Project 11 Exploring nutritional adaptation of host-specific and generalist insect-pathogenic fungi (DK)
Natural host range, or the number of species a parasite is capable of infecting, varies considerably among insect-pathogenic fungi (IPF). The factors driving why some IPF are capable of infecting a large range of insects while others are limited to specific hosts is not well understood in the field of evolutionary ecology. My project will explore how key abiotic factors relate to host specificity using Metarhizium, a common rhizospheric entomopathogenic fungus and plant symbiont, and its insect host, mealworm (Tenebrio molitor) beetles.
Environmental conditions and fungal characteristics such as nutritional acquisition, temperature optima, and response to short-term temperature stress all influence the evolution of host adaption in IPF. I will use three Metarhizium species and Tenebrio beetles as model organisms to examine the effects of temperature and nutrition on the growth of fungal species that have evolved different host ranges. Tenebrio are serious pests of stored grain products in many areas of the world but their larvae, mealworms, are also mass-produced for the food and feed industry. Metarhizium is an ideal model system for answering basic questions in ecology and speciation. As a genus, it has species that are globally distributed, lots of genomic resources have been established, and most importantly, Metarhizium species have very diverse host ranges. In my project, the diverging host ranges between these fungi will be studied in vivo and in vitro to determine thermal optima, optimal nutritional intake, and explore interactions between fungal diet quality, temperature, and virulence.

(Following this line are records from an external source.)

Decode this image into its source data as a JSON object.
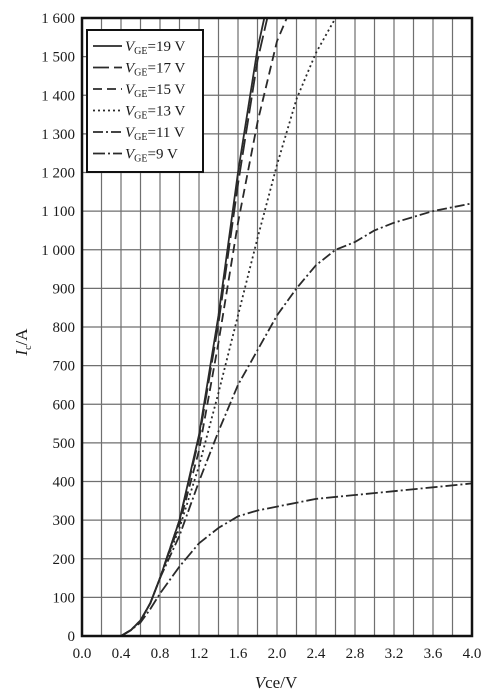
{
  "chart_data": {
    "type": "line",
    "title": "",
    "xlabel": {
      "var": "V",
      "sub": "ce",
      "unit": "/V"
    },
    "ylabel": {
      "var": "I",
      "sub": "c",
      "unit": "/A"
    },
    "xlim": [
      0.0,
      4.0
    ],
    "ylim": [
      0,
      1600
    ],
    "grid": true,
    "legend_position": "top-left",
    "x_ticks": [
      "0.0",
      "0.4",
      "0.8",
      "1.2",
      "1.6",
      "2.0",
      "2.4",
      "2.8",
      "3.2",
      "3.6",
      "4.0"
    ],
    "y_ticks": [
      "0",
      "100",
      "200",
      "300",
      "400",
      "500",
      "600",
      "700",
      "800",
      "900",
      "1 000",
      "1 100",
      "1 200",
      "1 300",
      "1 400",
      "1 500",
      "1 600"
    ],
    "series": [
      {
        "name_var": "V",
        "name_sub": "GE",
        "name_rest": "=19 V",
        "dash": "solid",
        "points": [
          [
            0.4,
            0
          ],
          [
            0.5,
            15
          ],
          [
            0.6,
            40
          ],
          [
            0.7,
            85
          ],
          [
            0.8,
            150
          ],
          [
            1.0,
            300
          ],
          [
            1.2,
            520
          ],
          [
            1.4,
            830
          ],
          [
            1.6,
            1200
          ],
          [
            1.8,
            1520
          ],
          [
            1.87,
            1600
          ]
        ]
      },
      {
        "name_var": "V",
        "name_sub": "GE",
        "name_rest": "=17 V",
        "dash": "long-dash",
        "points": [
          [
            0.4,
            0
          ],
          [
            0.5,
            15
          ],
          [
            0.6,
            40
          ],
          [
            0.7,
            85
          ],
          [
            0.8,
            150
          ],
          [
            1.0,
            300
          ],
          [
            1.2,
            510
          ],
          [
            1.4,
            810
          ],
          [
            1.6,
            1170
          ],
          [
            1.8,
            1490
          ],
          [
            1.9,
            1600
          ]
        ]
      },
      {
        "name_var": "V",
        "name_sub": "GE",
        "name_rest": "=15 V",
        "dash": "dash",
        "points": [
          [
            0.4,
            0
          ],
          [
            0.5,
            15
          ],
          [
            0.6,
            40
          ],
          [
            0.7,
            85
          ],
          [
            0.8,
            150
          ],
          [
            1.0,
            290
          ],
          [
            1.2,
            480
          ],
          [
            1.4,
            760
          ],
          [
            1.6,
            1070
          ],
          [
            1.8,
            1330
          ],
          [
            2.0,
            1540
          ],
          [
            2.1,
            1600
          ]
        ]
      },
      {
        "name_var": "V",
        "name_sub": "GE",
        "name_rest": "=13 V",
        "dash": "dot",
        "points": [
          [
            0.4,
            0
          ],
          [
            0.5,
            15
          ],
          [
            0.6,
            40
          ],
          [
            0.7,
            85
          ],
          [
            0.8,
            150
          ],
          [
            1.0,
            280
          ],
          [
            1.2,
            440
          ],
          [
            1.4,
            630
          ],
          [
            1.6,
            830
          ],
          [
            1.8,
            1030
          ],
          [
            2.0,
            1220
          ],
          [
            2.2,
            1390
          ],
          [
            2.4,
            1510
          ],
          [
            2.6,
            1600
          ]
        ]
      },
      {
        "name_var": "V",
        "name_sub": "GE",
        "name_rest": "=11 V",
        "dash": "dash-dot",
        "points": [
          [
            0.4,
            0
          ],
          [
            0.5,
            15
          ],
          [
            0.6,
            40
          ],
          [
            0.7,
            85
          ],
          [
            0.8,
            150
          ],
          [
            1.0,
            260
          ],
          [
            1.2,
            400
          ],
          [
            1.4,
            530
          ],
          [
            1.6,
            650
          ],
          [
            1.8,
            740
          ],
          [
            2.0,
            830
          ],
          [
            2.2,
            900
          ],
          [
            2.4,
            960
          ],
          [
            2.6,
            1000
          ],
          [
            2.8,
            1020
          ],
          [
            3.0,
            1050
          ],
          [
            3.2,
            1070
          ],
          [
            3.6,
            1100
          ],
          [
            4.0,
            1120
          ]
        ]
      },
      {
        "name_var": "V",
        "name_sub": "GE",
        "name_rest": "=9 V",
        "dash": "dash-dot-fine",
        "points": [
          [
            0.4,
            0
          ],
          [
            0.5,
            15
          ],
          [
            0.6,
            35
          ],
          [
            0.7,
            70
          ],
          [
            0.8,
            110
          ],
          [
            1.0,
            180
          ],
          [
            1.2,
            240
          ],
          [
            1.4,
            280
          ],
          [
            1.6,
            310
          ],
          [
            1.8,
            325
          ],
          [
            2.0,
            335
          ],
          [
            2.4,
            355
          ],
          [
            2.8,
            365
          ],
          [
            3.2,
            375
          ],
          [
            3.6,
            385
          ],
          [
            4.0,
            395
          ]
        ]
      }
    ]
  }
}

What makes this cryptic evolutionary phenomenon relevant? IPF are an important aspect of population control in natural insect populations. IPF are also relatively understudied. It’s estimated the biodiversity of IPF likely harbors one of the largest reservoirs of undocumented fungal species. Understanding the evolutionary relationship between IPF and insects is increasingly more important as insects has become a key source of protein massively produced for livestock and human consumption.
My work will be carried out in three phases and conducted primarily at the University of Copenhagen, as well as the University of Leeds and the UK Centre for Ecology & Hydrology. First, I will develop a somewhat novel approach to rapidly measuring fungal growth with spectrophotometry in small volume liquid media. This method will then be applied in an in vitro analysis to determine thermal and nutritional optima in three species of Metarhizium, which differ in their host specificity. Findings from the in vitro experiment will serve as a basis for the parameters of in-vivo experiments with live T. molitor. Conclusions drawn from the live insect model are intended to be used to discern the relationship between the evolution of host specificity and key abiotic factors, as well as make informed predictions for favorable insect production conditions to avoid fungal infections in the mass rearing industry.